I generally agree with your points and you raise a good one as well: coming from the OSGi
specification and moving to another language, libraries that lower the learning curve would
be favourable. However, and this is specifically targeted to the OSGi Promise & Pushstream
spec, some parts of the spec are, IMO, very outdated. The trend in modern languages to add
for example coroutines (or more commonly known as async/await), is in the general case a superior
solution. Although promises are easy to use with coroutines, it should generally be discouraged
to use promises without them.
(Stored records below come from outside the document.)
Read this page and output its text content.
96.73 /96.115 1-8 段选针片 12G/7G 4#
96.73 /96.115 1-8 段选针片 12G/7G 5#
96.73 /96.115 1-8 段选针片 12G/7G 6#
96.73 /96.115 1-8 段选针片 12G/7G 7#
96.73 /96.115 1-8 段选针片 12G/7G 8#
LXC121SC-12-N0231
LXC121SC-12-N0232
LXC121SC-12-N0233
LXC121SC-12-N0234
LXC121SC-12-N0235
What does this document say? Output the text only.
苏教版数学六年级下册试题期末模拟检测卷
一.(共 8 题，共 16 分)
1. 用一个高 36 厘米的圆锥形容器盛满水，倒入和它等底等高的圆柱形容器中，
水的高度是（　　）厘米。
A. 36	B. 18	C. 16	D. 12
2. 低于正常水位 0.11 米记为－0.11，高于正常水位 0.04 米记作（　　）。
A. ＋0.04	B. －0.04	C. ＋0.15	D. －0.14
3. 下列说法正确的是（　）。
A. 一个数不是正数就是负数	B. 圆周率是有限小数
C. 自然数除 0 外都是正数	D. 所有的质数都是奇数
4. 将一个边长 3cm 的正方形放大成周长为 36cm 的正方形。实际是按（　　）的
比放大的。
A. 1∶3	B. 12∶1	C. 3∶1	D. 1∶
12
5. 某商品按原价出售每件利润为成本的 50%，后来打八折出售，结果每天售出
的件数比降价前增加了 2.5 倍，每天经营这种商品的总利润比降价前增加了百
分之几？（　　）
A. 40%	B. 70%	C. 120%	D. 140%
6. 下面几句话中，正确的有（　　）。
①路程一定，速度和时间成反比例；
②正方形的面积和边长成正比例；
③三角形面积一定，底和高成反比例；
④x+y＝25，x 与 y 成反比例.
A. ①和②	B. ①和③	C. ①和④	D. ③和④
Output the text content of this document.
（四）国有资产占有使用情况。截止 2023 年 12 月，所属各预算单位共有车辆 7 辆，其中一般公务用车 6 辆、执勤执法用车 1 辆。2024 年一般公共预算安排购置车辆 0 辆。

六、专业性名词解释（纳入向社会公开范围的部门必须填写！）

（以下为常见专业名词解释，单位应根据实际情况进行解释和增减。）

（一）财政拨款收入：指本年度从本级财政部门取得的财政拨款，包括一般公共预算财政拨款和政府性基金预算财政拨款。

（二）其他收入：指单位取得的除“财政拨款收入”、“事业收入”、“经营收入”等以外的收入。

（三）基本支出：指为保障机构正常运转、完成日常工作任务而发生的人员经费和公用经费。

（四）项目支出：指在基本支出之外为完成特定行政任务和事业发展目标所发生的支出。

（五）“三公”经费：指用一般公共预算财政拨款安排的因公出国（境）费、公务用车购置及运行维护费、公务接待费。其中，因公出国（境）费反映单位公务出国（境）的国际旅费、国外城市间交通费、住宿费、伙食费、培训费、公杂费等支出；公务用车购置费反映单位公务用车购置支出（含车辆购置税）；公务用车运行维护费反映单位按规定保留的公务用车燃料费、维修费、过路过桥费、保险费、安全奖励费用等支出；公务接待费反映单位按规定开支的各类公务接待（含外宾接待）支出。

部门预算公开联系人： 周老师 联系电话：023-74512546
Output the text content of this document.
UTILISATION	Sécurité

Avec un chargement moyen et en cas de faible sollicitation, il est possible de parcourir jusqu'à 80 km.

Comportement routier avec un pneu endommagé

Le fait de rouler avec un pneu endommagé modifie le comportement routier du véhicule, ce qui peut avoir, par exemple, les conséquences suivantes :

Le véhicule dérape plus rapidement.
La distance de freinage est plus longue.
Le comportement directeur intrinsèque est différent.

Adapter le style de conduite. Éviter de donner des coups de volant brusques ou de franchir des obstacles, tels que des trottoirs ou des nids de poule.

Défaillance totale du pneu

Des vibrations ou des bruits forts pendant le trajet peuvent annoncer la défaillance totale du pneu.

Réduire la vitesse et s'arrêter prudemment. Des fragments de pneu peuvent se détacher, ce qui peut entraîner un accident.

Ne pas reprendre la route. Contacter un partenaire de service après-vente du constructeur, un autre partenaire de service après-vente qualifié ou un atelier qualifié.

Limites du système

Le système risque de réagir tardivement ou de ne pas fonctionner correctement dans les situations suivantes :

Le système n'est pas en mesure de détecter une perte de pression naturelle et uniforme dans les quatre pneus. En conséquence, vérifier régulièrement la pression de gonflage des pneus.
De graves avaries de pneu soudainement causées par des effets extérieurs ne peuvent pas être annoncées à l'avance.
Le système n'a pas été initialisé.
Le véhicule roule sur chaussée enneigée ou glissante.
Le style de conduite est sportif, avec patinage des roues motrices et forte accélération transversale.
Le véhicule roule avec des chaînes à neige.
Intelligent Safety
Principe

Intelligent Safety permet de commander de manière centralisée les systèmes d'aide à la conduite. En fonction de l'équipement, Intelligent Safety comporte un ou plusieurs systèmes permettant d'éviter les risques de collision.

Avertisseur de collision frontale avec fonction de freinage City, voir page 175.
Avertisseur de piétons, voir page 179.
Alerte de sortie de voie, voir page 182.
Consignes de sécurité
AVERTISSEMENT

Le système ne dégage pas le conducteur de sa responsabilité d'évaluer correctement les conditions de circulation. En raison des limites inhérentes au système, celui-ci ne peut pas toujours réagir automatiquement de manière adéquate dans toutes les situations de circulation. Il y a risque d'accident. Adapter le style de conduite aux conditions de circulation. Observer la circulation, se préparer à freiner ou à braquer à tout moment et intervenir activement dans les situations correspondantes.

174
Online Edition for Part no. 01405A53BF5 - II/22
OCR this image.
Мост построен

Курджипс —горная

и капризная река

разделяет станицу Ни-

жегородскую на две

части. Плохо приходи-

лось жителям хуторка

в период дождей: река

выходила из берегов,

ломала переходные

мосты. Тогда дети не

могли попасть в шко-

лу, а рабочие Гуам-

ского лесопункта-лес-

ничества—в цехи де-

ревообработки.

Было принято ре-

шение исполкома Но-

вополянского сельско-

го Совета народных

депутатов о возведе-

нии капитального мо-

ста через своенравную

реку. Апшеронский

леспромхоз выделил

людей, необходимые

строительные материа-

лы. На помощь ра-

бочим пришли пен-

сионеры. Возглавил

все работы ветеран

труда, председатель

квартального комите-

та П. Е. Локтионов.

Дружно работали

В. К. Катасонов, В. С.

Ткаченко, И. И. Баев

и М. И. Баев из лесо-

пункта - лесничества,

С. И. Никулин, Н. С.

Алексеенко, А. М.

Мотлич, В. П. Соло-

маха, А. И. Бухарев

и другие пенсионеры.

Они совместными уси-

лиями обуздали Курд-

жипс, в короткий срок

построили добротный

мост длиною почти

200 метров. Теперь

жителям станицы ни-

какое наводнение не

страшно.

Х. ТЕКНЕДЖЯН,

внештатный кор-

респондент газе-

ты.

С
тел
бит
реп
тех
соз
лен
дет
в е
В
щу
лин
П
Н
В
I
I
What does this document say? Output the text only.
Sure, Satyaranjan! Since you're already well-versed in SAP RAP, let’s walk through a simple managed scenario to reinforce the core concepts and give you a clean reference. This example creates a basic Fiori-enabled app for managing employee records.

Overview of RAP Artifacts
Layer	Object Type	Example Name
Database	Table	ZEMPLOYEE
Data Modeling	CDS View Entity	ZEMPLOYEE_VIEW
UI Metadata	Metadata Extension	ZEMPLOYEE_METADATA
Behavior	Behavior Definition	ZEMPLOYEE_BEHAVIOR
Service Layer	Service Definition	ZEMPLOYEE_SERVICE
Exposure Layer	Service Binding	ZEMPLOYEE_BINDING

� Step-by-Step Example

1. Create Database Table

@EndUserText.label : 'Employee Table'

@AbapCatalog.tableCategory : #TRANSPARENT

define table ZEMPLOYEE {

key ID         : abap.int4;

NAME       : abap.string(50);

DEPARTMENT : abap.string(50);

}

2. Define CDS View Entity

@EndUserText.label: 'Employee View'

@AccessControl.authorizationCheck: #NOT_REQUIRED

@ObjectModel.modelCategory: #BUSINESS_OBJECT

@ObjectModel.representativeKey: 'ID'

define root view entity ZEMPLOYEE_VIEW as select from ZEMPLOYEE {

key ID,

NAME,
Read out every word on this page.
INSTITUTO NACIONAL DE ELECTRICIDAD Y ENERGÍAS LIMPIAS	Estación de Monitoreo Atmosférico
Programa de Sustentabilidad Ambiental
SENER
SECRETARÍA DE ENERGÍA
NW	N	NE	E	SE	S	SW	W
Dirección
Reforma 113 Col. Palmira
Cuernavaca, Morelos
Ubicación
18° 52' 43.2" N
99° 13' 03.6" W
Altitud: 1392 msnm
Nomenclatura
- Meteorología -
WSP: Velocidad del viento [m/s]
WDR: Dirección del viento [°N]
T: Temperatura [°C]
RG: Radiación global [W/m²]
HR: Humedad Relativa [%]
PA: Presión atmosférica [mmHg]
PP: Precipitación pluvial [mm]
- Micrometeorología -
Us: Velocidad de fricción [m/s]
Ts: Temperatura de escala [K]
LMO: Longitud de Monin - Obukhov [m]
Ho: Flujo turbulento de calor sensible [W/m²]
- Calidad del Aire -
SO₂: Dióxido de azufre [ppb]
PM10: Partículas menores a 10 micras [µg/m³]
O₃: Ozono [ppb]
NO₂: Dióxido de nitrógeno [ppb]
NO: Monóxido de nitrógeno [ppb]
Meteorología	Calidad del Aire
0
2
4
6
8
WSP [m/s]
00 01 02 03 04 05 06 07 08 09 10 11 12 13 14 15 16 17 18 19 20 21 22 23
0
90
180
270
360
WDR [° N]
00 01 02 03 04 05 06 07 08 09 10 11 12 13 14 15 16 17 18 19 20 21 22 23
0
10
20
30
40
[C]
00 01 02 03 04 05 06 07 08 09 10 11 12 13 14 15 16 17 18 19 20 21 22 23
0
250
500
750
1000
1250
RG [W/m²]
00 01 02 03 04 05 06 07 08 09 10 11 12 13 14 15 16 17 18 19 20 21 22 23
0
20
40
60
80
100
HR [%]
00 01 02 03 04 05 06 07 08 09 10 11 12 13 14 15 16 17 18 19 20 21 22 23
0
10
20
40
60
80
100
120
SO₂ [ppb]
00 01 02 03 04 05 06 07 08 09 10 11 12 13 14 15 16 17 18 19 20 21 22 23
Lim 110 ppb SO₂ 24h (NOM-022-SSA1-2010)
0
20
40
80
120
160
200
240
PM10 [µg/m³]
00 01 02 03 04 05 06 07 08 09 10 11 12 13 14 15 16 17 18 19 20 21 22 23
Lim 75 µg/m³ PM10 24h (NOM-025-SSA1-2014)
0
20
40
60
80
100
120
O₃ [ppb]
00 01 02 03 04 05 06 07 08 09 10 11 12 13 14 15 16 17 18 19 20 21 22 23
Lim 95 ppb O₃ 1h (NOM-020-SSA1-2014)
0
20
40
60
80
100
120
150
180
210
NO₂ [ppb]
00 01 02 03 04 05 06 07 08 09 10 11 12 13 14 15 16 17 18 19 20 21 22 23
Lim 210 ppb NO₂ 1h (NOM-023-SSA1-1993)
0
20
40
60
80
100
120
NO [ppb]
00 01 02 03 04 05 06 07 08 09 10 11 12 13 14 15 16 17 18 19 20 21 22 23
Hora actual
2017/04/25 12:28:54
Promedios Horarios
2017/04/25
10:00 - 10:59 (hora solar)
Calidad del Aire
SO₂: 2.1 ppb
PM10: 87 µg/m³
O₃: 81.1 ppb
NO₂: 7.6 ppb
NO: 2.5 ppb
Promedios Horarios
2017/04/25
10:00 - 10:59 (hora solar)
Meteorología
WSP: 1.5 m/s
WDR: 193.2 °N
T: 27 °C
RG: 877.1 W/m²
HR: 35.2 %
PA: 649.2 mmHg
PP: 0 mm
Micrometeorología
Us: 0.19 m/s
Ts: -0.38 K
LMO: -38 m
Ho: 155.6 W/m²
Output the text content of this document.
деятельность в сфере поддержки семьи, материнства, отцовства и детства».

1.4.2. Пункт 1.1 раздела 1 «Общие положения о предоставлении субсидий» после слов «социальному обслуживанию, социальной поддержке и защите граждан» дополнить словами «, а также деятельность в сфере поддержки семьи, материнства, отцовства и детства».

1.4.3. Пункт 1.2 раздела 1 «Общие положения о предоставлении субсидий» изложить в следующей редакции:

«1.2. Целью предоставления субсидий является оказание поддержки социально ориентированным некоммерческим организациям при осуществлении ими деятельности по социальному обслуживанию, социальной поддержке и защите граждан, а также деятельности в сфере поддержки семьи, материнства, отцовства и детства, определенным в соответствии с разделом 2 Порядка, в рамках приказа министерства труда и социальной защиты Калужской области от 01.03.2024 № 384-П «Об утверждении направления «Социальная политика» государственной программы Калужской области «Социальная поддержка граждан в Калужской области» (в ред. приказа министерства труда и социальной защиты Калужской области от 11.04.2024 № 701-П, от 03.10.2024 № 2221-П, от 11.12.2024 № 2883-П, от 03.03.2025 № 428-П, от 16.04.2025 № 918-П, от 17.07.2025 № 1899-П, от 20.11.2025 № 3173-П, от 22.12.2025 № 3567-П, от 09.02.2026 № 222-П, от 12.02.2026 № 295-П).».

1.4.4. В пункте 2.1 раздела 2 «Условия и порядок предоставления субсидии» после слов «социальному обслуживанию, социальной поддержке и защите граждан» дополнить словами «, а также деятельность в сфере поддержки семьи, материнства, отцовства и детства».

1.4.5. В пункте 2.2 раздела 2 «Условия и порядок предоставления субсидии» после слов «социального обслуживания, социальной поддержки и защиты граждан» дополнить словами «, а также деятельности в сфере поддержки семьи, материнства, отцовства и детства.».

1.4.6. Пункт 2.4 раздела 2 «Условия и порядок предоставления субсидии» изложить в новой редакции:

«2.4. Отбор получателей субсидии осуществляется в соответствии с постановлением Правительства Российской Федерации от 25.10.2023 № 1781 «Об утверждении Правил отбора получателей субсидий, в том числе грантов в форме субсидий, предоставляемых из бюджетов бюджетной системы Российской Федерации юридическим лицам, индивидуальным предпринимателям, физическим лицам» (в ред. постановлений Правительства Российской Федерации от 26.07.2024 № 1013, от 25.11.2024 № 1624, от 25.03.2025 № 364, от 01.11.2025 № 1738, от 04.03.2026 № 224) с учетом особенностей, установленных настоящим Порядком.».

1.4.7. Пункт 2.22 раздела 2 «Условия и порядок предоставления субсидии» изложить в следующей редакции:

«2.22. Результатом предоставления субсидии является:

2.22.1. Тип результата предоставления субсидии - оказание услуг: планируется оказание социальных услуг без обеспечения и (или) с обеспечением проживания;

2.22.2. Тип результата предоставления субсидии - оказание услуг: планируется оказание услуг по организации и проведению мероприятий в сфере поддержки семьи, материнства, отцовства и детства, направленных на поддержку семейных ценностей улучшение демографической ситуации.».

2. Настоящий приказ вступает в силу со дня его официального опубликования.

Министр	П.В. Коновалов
I can't really think of any situation where a promise on its
own would be preferable. However, this would obviously cause a disconnect between what a user
from another OSGi implementation is familiar with. Moreover, it is a deviation from the OSGi
spec.

I guess what I'm trying to say is, how much should one really go for familiarity over improvements?
I don't have an answer yet, I need some more time to think about it. For a C library I can
imagine staying with the OSGi spec, as while coroutines libraries are available for C, I don't
know if I would personally use them in C. For a pure C++20 library, I would prefer to encourage
users to use coroutines on top of discouraging users to use standalone promises. But then
making a C API around that C++20 library would become rather difficult. It is rather difficult
to fully understand the consequences of these choices.